The Private Placement is subject to acceptance by the TSX Venture Exchange. All securities issued in connection with the Private Placement are subject to a four month hold period that will expire on June 5, 2021.

Multilateral Instrument 61-101

Weir-Jones Engineering Consultants Ltd. (“ WJEC ”), a company controlled by Iain Weir-Jones, the Chief Executive Officer, Chairman and a director, purchased all the Shares offered in connection with the Private Placement. The participation of WJEC is considered to be a "related party transaction" as defined under Multilateral Instrument 61-101 (" MI 61-101 "). The transaction is exempt from the formal valuation and minority shareholder approval requirements of MI 61101 as neither the fair market value of the securities to be distributed in the Private Placement nor the consideration to be received for those securities, in so far as the Private Placement involves WJEC, exceeds 25% of the Company’s market capitalization.

Early Warning Disclosure

Iain Weir-Jones, through WJEC, acquired ownership of 2,000,000 Shares in the Private Placement. Prior to the Private Placement, Iain Weir-Jones and WJEC held 2,077,452 Shares, 690,000 options to purchase Shares (each, an “ Option ”) and 1,389,000 Share purchase warrants of the Company (each, a “ Warrant ”), which represented 15.67% of the issued and outstanding Shares of the Company on a non-diluted basis or 27.10% of the Company’s issued and outstanding Shares on a partially-diluted basis assuming exercise of Iain Weir-Jones and WJEC’s Options and Warrants only. After giving effect to the Private Placement, Iain Weir-Jones and WJEC beneficially own and control a total of 4,077,452 Shares, 690,000 Options and 1,389,000 Warrants. These securities represent 26.72% of the Company’s issued and outstanding Shares on a non-diluted basis or 35.51% of the Company’s issued and outstanding Shares on a partially-diluted basis assuming exercise of Iain Weir-Jones and WJEC’s Options and Warrants only. Iain Weir-Jones, through WJEC, acquired the Shares for investment purposes. Iain Weir-Jones intends to evaluate his investment in the Company and to increase or decrease his shareholdings from time to time as he may determine appropriate.

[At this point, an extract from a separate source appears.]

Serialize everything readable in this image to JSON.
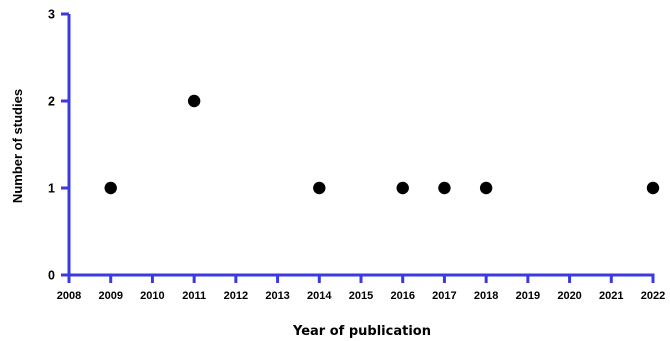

To obtain a copy of the early warning report filed by Iain Weir-Jones, please contact Iain WeirJones at [email protected] or refer to SEDAR under the Company’s issuer profile at www.sedar.com.

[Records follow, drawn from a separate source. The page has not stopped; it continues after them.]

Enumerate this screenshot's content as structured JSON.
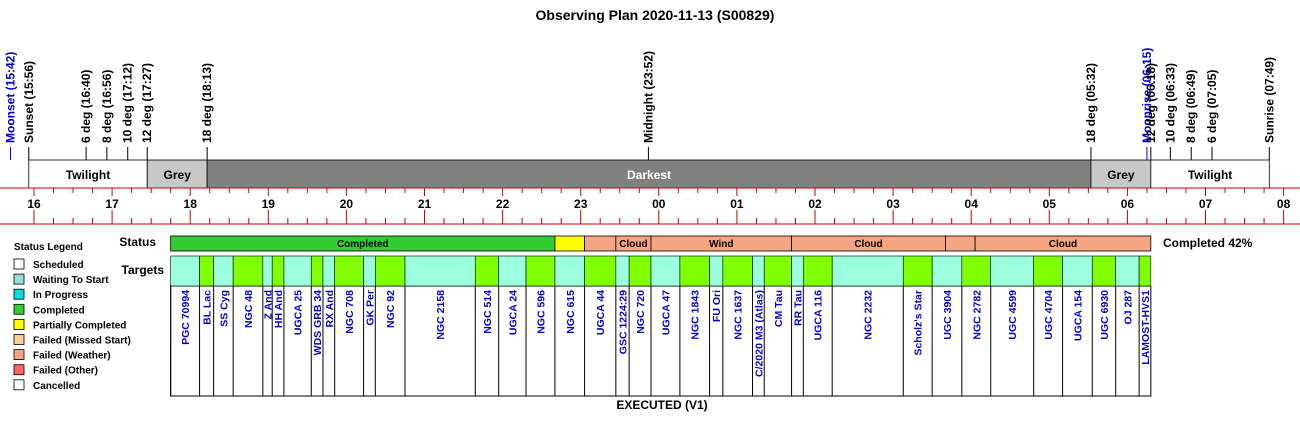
{
  "title": "Observing Plan 2020-11-13 (S00829)",
  "labels": {
    "status": "Status",
    "targets": "Targets",
    "completed_summary": "Completed 42%",
    "executed": "EXECUTED (V1)",
    "legend_title": "Status Legend"
  },
  "colors": {
    "completed": "#33cc33",
    "partially_completed": "#ffff00",
    "failed_weather": "#f4a582",
    "target_green": "#80ff00",
    "target_aqua": "#99ffdd",
    "scheduled": "#ffffff",
    "waiting_to_start": "#99dddd",
    "in_progress": "#00dddd",
    "failed_missed_start": "#ffcc99",
    "failed_other": "#ff6666",
    "cancelled": "#ffffff",
    "darkest": "#808080",
    "grey": "#c8c8c8",
    "twilight": "#ffffff",
    "axis_red": "#cc0000",
    "moon_blue": "#0000cc",
    "target_text": "#0000cc"
  },
  "legend": [
    {
      "label": "Scheduled",
      "color": "#ffffff"
    },
    {
      "label": "Waiting To Start",
      "color": "#99dddd"
    },
    {
      "label": "In Progress",
      "color": "#00dddd"
    },
    {
      "label": "Completed",
      "color": "#33cc33"
    },
    {
      "label": "Partially Completed",
      "color": "#ffff00"
    },
    {
      "label": "Failed (Missed Start)",
      "color": "#ffcc99"
    },
    {
      "label": "Failed (Weather)",
      "color": "#f4a582"
    },
    {
      "label": "Failed (Other)",
      "color": "#ff6666"
    },
    {
      "label": "Cancelled",
      "color": "#ffffff"
    }
  ],
  "chart_data": {
    "type": "timeline",
    "title": "Observing Plan 2020-11-13 (S00829)",
    "x_range_hours": [
      15.8,
      32.1
    ],
    "x_ticks": [
      {
        "h": 16,
        "label": "16"
      },
      {
        "h": 17,
        "label": "17"
      },
      {
        "h": 18,
        "label": "18"
      },
      {
        "h": 19,
        "label": "19"
      },
      {
        "h": 20,
        "label": "20"
      },
      {
        "h": 21,
        "label": "21"
      },
      {
        "h": 22,
        "label": "22"
      },
      {
        "h": 23,
        "label": "23"
      },
      {
        "h": 24,
        "label": "00"
      },
      {
        "h": 25,
        "label": "01"
      },
      {
        "h": 26,
        "label": "02"
      },
      {
        "h": 27,
        "label": "03"
      },
      {
        "h": 28,
        "label": "04"
      },
      {
        "h": 29,
        "label": "05"
      },
      {
        "h": 30,
        "label": "06"
      },
      {
        "h": 31,
        "label": "07"
      },
      {
        "h": 32,
        "label": "08"
      }
    ],
    "events": [
      {
        "label": "Moonset (15:42)",
        "h": 15.7,
        "moon": true
      },
      {
        "label": "Sunset (15:56)",
        "h": 15.933
      },
      {
        "label": "6 deg (16:40)",
        "h": 16.667
      },
      {
        "label": "8 deg (16:56)",
        "h": 16.933
      },
      {
        "label": "10 deg (17:12)",
        "h": 17.2
      },
      {
        "label": "12 deg (17:27)",
        "h": 17.45
      },
      {
        "label": "18 deg (18:13)",
        "h": 18.217
      },
      {
        "label": "Midnight (23:52)",
        "h": 23.867
      },
      {
        "label": "18 deg (05:32)",
        "h": 29.533
      },
      {
        "label": "Moonrise (06:15)",
        "h": 30.25,
        "moon": true
      },
      {
        "label": "12 deg (06:18)",
        "h": 30.3
      },
      {
        "label": "10 deg (06:33)",
        "h": 30.55
      },
      {
        "label": "8 deg (06:49)",
        "h": 30.817
      },
      {
        "label": "6 deg (07:05)",
        "h": 31.083
      },
      {
        "label": "Sunrise (07:49)",
        "h": 31.817
      }
    ],
    "bands": [
      {
        "label": "Twilight",
        "start": 15.933,
        "end": 17.45,
        "kind": "twilight"
      },
      {
        "label": "Grey",
        "start": 17.45,
        "end": 18.217,
        "kind": "grey"
      },
      {
        "label": "Darkest",
        "start": 18.217,
        "end": 29.533,
        "kind": "darkest"
      },
      {
        "label": "Grey",
        "start": 29.533,
        "end": 30.3,
        "kind": "grey"
      },
      {
        "label": "Twilight",
        "start": 30.3,
        "end": 31.817,
        "kind": "twilight"
      }
    ],
    "status_segments": [
      {
        "label": "Completed",
        "start": 17.75,
        "end": 22.67,
        "status": "completed"
      },
      {
        "label": "",
        "start": 22.67,
        "end": 23.05,
        "status": "partially_completed"
      },
      {
        "label": "",
        "start": 23.05,
        "end": 23.45,
        "status": "failed_weather"
      },
      {
        "label": "Cloud",
        "start": 23.45,
        "end": 23.9,
        "status": "failed_weather"
      },
      {
        "label": "Wind",
        "start": 23.9,
        "end": 25.7,
        "status": "failed_weather"
      },
      {
        "label": "Cloud",
        "start": 25.7,
        "end": 27.67,
        "status": "failed_weather"
      },
      {
        "label": "",
        "start": 27.67,
        "end": 28.05,
        "status": "failed_weather"
      },
      {
        "label": "Cloud",
        "start": 28.05,
        "end": 30.3,
        "status": "failed_weather"
      }
    ],
    "targets": [
      {
        "name": "PGC 70994",
        "start": 17.75,
        "end": 18.12,
        "fill": "aqua"
      },
      {
        "name": "BL Lac",
        "start": 18.12,
        "end": 18.3,
        "fill": "green"
      },
      {
        "name": "SS Cyg",
        "start": 18.3,
        "end": 18.55,
        "fill": "aqua"
      },
      {
        "name": "NGC 48",
        "start": 18.55,
        "end": 18.93,
        "fill": "green"
      },
      {
        "name": "Z And",
        "start": 18.93,
        "end": 19.05,
        "fill": "aqua"
      },
      {
        "name": "HH And",
        "start": 19.05,
        "end": 19.2,
        "fill": "green"
      },
      {
        "name": "UGCA 25",
        "start": 19.2,
        "end": 19.55,
        "fill": "aqua"
      },
      {
        "name": "WDS GRB 34",
        "start": 19.55,
        "end": 19.7,
        "fill": "green"
      },
      {
        "name": "RX And",
        "start": 19.7,
        "end": 19.85,
        "fill": "aqua"
      },
      {
        "name": "NGC 708",
        "start": 19.85,
        "end": 20.22,
        "fill": "green"
      },
      {
        "name": "GK Per",
        "start": 20.22,
        "end": 20.37,
        "fill": "aqua"
      },
      {
        "name": "NGC 92",
        "start": 20.37,
        "end": 20.75,
        "fill": "green"
      },
      {
        "name": "NGC 2158",
        "start": 20.75,
        "end": 21.65,
        "fill": "aqua"
      },
      {
        "name": "NGC 514",
        "start": 21.65,
        "end": 21.95,
        "fill": "green"
      },
      {
        "name": "UGCA 24",
        "start": 21.95,
        "end": 22.3,
        "fill": "aqua"
      },
      {
        "name": "NGC 596",
        "start": 22.3,
        "end": 22.67,
        "fill": "green"
      },
      {
        "name": "NGC 615",
        "start": 22.67,
        "end": 23.05,
        "fill": "aqua"
      },
      {
        "name": "UGCA 44",
        "start": 23.05,
        "end": 23.45,
        "fill": "green"
      },
      {
        "name": "GSC 1224:29",
        "start": 23.45,
        "end": 23.62,
        "fill": "aqua"
      },
      {
        "name": "NGC 720",
        "start": 23.62,
        "end": 23.9,
        "fill": "green"
      },
      {
        "name": "UGCA 47",
        "start": 23.9,
        "end": 24.27,
        "fill": "aqua"
      },
      {
        "name": "NGC 1843",
        "start": 24.27,
        "end": 24.65,
        "fill": "green"
      },
      {
        "name": "FU Ori",
        "start": 24.65,
        "end": 24.82,
        "fill": "aqua"
      },
      {
        "name": "NGC 1637",
        "start": 24.82,
        "end": 25.2,
        "fill": "green"
      },
      {
        "name": "C/2020 M3 (Atlas)",
        "start": 25.2,
        "end": 25.35,
        "fill": "aqua"
      },
      {
        "name": "CM Tau",
        "start": 25.35,
        "end": 25.7,
        "fill": "green"
      },
      {
        "name": "RR Tau",
        "start": 25.7,
        "end": 25.85,
        "fill": "aqua"
      },
      {
        "name": "UGCA 116",
        "start": 25.85,
        "end": 26.22,
        "fill": "green"
      },
      {
        "name": "NGC 2232",
        "start": 26.22,
        "end": 27.13,
        "fill": "aqua"
      },
      {
        "name": "Scholz's Star",
        "start": 27.13,
        "end": 27.5,
        "fill": "green"
      },
      {
        "name": "UGC 3904",
        "start": 27.5,
        "end": 27.88,
        "fill": "aqua"
      },
      {
        "name": "NGC 2782",
        "start": 27.88,
        "end": 28.25,
        "fill": "green"
      },
      {
        "name": "UGC 4599",
        "start": 28.25,
        "end": 28.8,
        "fill": "aqua"
      },
      {
        "name": "UGC 4704",
        "start": 28.8,
        "end": 29.17,
        "fill": "green"
      },
      {
        "name": "UGCA 154",
        "start": 29.17,
        "end": 29.55,
        "fill": "aqua"
      },
      {
        "name": "UGC 6930",
        "start": 29.55,
        "end": 29.85,
        "fill": "green"
      },
      {
        "name": "OJ 287",
        "start": 29.85,
        "end": 30.15,
        "fill": "aqua"
      },
      {
        "name": "LAMOST-HVS1",
        "start": 30.15,
        "end": 30.3,
        "fill": "green"
      }
    ]
  }
}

For further information contact:

Iain Weir-Jones, Chief Executive Officer and Chairman of the Board of Directors [email protected] www.medbiogene.com

The TSX Venture Exchange has neither approved nor disapproved of the contents of this news release. Neither the TSX Venture Exchange nor its Regulation Services Provider (as that term is defined in the policies of the TSX Venture Exchange) accepts responsibility for the adequacy or accuracy of this news release.